Honorable Mention, 2020 Best First Book Award presented by the Society for Cinema and Media Studies
Claude Lanzmann's 1985 magnum opus, Shoah , is a canonical documentary on the Holocaust—and in film history. Over the course of twelve years, Lanzmann gathered 230 hours of location filming and interviews with survivors, witnesses, and perpetrators, which he condensed into a 9½-hour film. The unused footage was scattered and inaccessible for years before it was restored and digitized by the United States Holocaust Memorial Museum. In An Archive of the Catastrophe , Jennifer Cazenave presents the first comprehensive study of this collection. She argues that the outtakes pose a major challenge to the representational and theoretical paradigms produced by the documentary, while offering new meanings of Shoah and of Holocaust testimony writ large. They lend fresh insight into issues raised by the film, including questions of resistance, rescue, refugees, and, above all, gender—Lanzmann's twenty hours of interviews with women make up a mere ten minutes of the finished documentary. As a rare instance of outtakes preserved during the predigital era of cinema, this unused footage challenges us to establish a new critical framework for understanding how documentaries are constructed and reshapes the way we view this key Holocaust film.
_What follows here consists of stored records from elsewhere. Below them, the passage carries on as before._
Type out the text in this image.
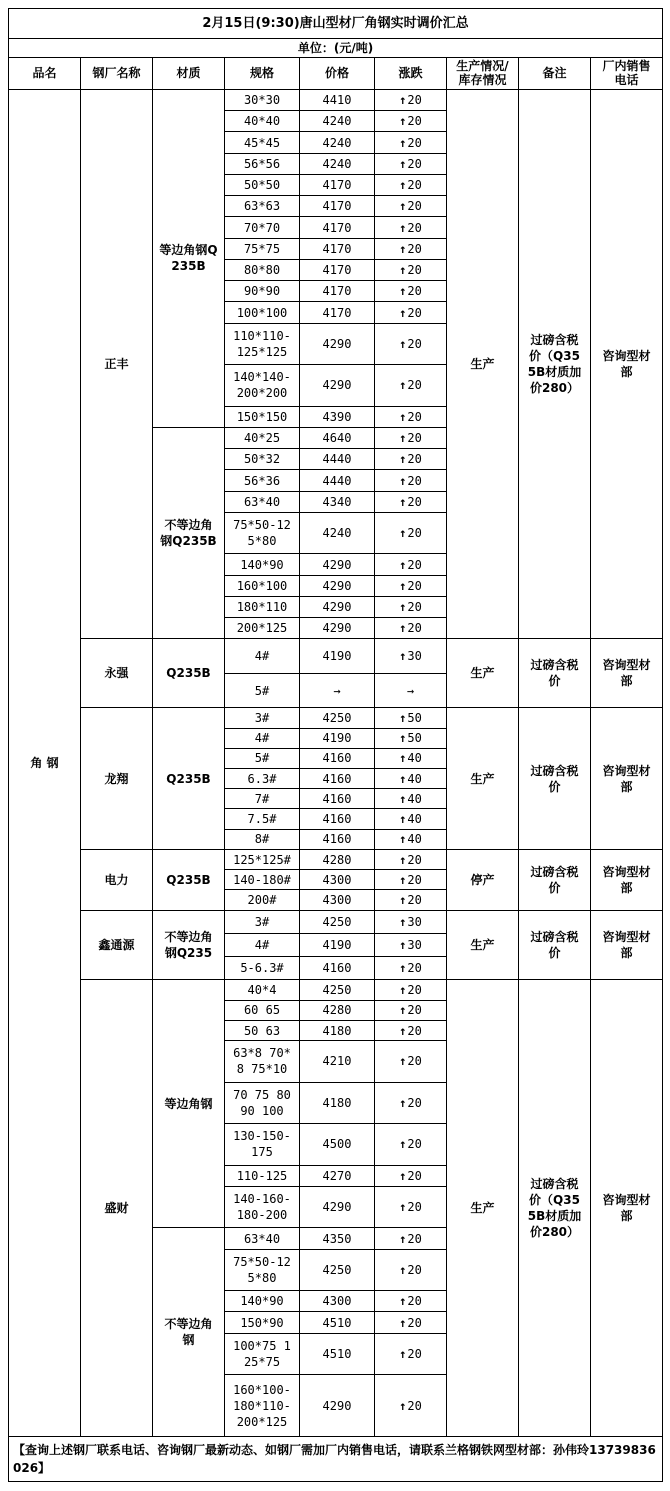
2月15日(9:30)唐山型材厂角钢实时调价汇总								
单位：(元/吨)								
品名	钢厂名称	材质	规格	价格	涨跌	生产情况/库存情况	备注	厂内销售电话
角 钢	正丰	等边角钢Q235B	30*30	4410	↑20	生产	过磅含税价（Q355B材质加价280）	咨询型材部
			40*40	4240	↑20			
			45*45	4240	↑20			
			56*56	4240	↑20			
			50*50	4170	↑20			
			63*63	4170	↑20			
			70*70	4170	↑20			
			75*75	4170	↑20			
			80*80	4170	↑20			
			90*90	4170	↑20			
			100*100	4170	↑20			
			110*110-125*125	4290	↑20			
			140*140-200*200	4290	↑20			
			150*150	4390	↑20			
		不等边角钢Q235B	40*25	4640	↑20			
			50*32	4440	↑20			
			56*36	4440	↑20			
			63*40	4340	↑20			
			75*50-125*80	4240	↑20			
			140*90	4290	↑20			
			160*100	4290	↑20			
			180*110	4290	↑20			
			200*125	4290	↑20			
	永强	Q235B	4#	4190	↑30	生产	过磅含税价	咨询型材部
			5#	→	→			
	龙翔	Q235B	3#	4250	↑50	生产	过磅含税价	咨询型材部
			4#	4190	↑50			
			5#	4160	↑40			
			6.3#	4160	↑40			
			7#	4160	↑40			
			7.5#	4160	↑40			
			8#	4160	↑40			
	电力	Q235B	125*125#	4280	↑20	停产	过磅含税价	咨询型材部
			140-180#	4300	↑20			
			200#	4300	↑20			
	鑫通源	不等边角钢Q235	3#	4250	↑30	生产	过磅含税价	咨询型材部
			4#	4190	↑30			
			5-6.3#	4160	↑20			
	盛财	等边角钢	40*4	4250	↑20	生产	过磅含税价（Q355B材质加价280）	咨询型材部
			60 65	4280	↑20			
			50 63	4180	↑20			
			63*8 70*8 75*10	4210	↑20			
			70 75 80 90 100	4180	↑20			
			130-150-175	4500	↑20			
			110-125	4270	↑20			
			140-160-180-200	4290	↑20			
		不等边角钢	63*40	4350	↑20			
			75*50-125*80	4250	↑20			
			140*90	4300	↑20			
			150*90	4510	↑20			
			100*75 125*75	4510	↑20			
			160*100-180*110-200*125	4290	↑20			
【查询上述钢厂联系电话、咨询钢厂最新动态、如钢厂需加厂内销售电话，请联系兰格钢铁网型材部：孙伟玲13739836026】								
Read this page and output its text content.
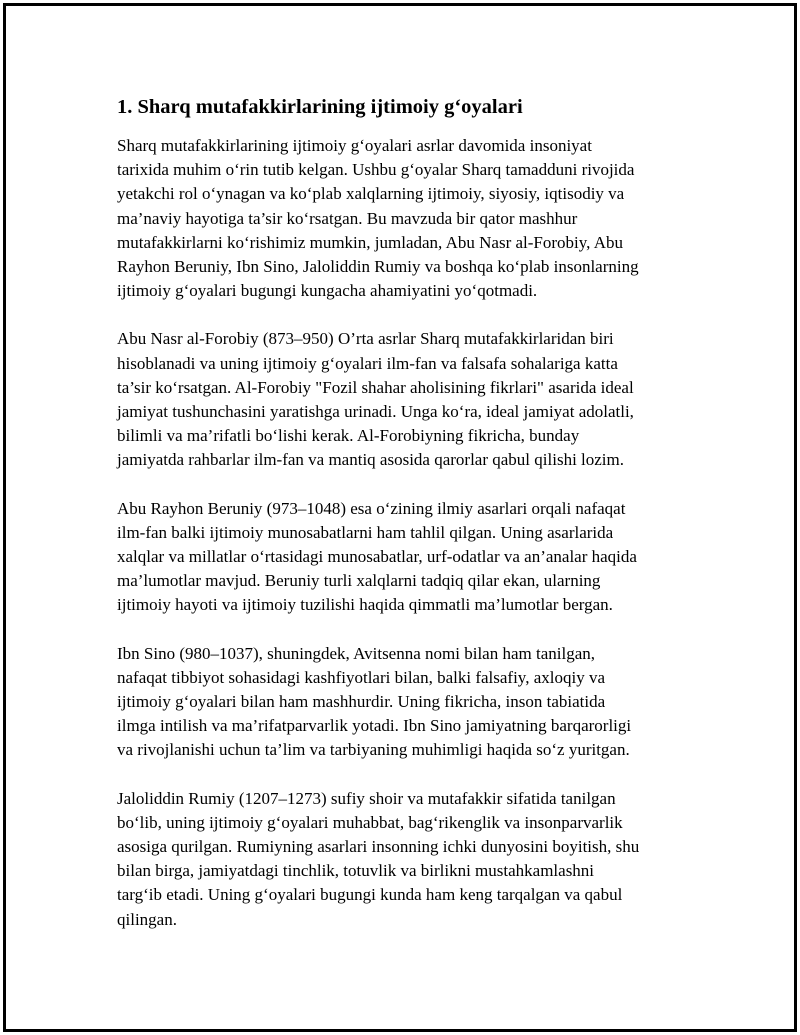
1. Sharq mutafakkirlarining ijtimoiy g‘oyalari

Sharq mutafakkirlarining ijtimoiy g‘oyalari asrlar davomida insoniyat
tarixida muhim o‘rin tutib kelgan. Ushbu g‘oyalar Sharq tamadduni rivojida
yetakchi rol o‘ynagan va ko‘plab xalqlarning ijtimoiy, siyosiy, iqtisodiy va
ma’naviy hayotiga ta’sir ko‘rsatgan. Bu mavzuda bir qator mashhur
mutafakkirlarni ko‘rishimiz mumkin, jumladan, Abu Nasr al-Forobiy, Abu
Rayhon Beruniy, Ibn Sino, Jaloliddin Rumiy va boshqa ko‘plab insonlarning
ijtimoiy g‘oyalari bugungi kungacha ahamiyatini yo‘qotmadi.

Abu Nasr al-Forobiy (873–950) O’rta asrlar Sharq mutafakkirlaridan biri
hisoblanadi va uning ijtimoiy g‘oyalari ilm-fan va falsafa sohalariga katta
ta’sir ko‘rsatgan. Al-Forobiy "Fozil shahar aholisining fikrlari" asarida ideal
jamiyat tushunchasini yaratishga urinadi. Unga ko‘ra, ideal jamiyat adolatli,
bilimli va ma’rifatli bo‘lishi kerak. Al-Forobiyning fikricha, bunday
jamiyatda rahbarlar ilm-fan va mantiq asosida qarorlar qabul qilishi lozim.

Abu Rayhon Beruniy (973–1048) esa o‘zining ilmiy asarlari orqali nafaqat
ilm-fan balki ijtimoiy munosabatlarni ham tahlil qilgan. Uning asarlarida
xalqlar va millatlar o‘rtasidagi munosabatlar, urf-odatlar va an’analar haqida
ma’lumotlar mavjud. Beruniy turli xalqlarni tadqiq qilar ekan, ularning
ijtimoiy hayoti va ijtimoiy tuzilishi haqida qimmatli ma’lumotlar bergan.

Ibn Sino (980–1037), shuningdek, Avitsenna nomi bilan ham tanilgan,
nafaqat tibbiyot sohasidagi kashfiyotlari bilan, balki falsafiy, axloqiy va
ijtimoiy g‘oyalari bilan ham mashhurdir. Uning fikricha, inson tabiatida
ilmga intilish va ma’rifatparvarlik yotadi. Ibn Sino jamiyatning barqarorligi
va rivojlanishi uchun ta’lim va tarbiyaning muhimligi haqida so‘z yuritgan.

Jaloliddin Rumiy (1207–1273) sufiy shoir va mutafakkir sifatida tanilgan
bo‘lib, uning ijtimoiy g‘oyalari muhabbat, bag‘rikenglik va insonparvarlik
asosiga qurilgan. Rumiyning asarlari insonning ichki dunyosini boyitish, shu
bilan birga, jamiyatdagi tinchlik, totuvlik va birlikni mustahkamlashni
targ‘ib etadi. Uning g‘oyalari bugungi kunda ham keng tarqalgan va qabul
qilingan.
For anyone who has watched all 9.5 hours of Shoah (1985), this is a super interesting book. Cazenave has viewed the ~230 hours of interview footage cut from the film and examines - among other things - how Lanzmann‘s project evolved over ~11 years, how he directed the interviews to get the results he wanted, and how he genuinely struggled to produce the final film via a difficult and lengthy editing process he compared to composing with Leibniz's incompossibles (basically, the notion of building a whole out of incompatible parts).
I'm not sure I'm (yet) crazy enough to tackle all 230 hours of unused interview footage but there's a handful of interviews I really want to check out after reading this book: for starters, when Lanzmann was still using a (then recently-invented) Paluche camera to clandestinely record his interviews with former Nazis, he attempted to interview convicted Nazi death squad member Heinz Schubert at his home. Neighbors noticed the video footage being transmitted into Lanzmann's minivan parked outside and let Schubert know that he was being filmed, which led to a violent confrontation between Schubert's son and Lanzmann, who managed to escape without his Paluche. Schubert later brought charges against Lanzmann, who was later cleared and had his Paluche returned.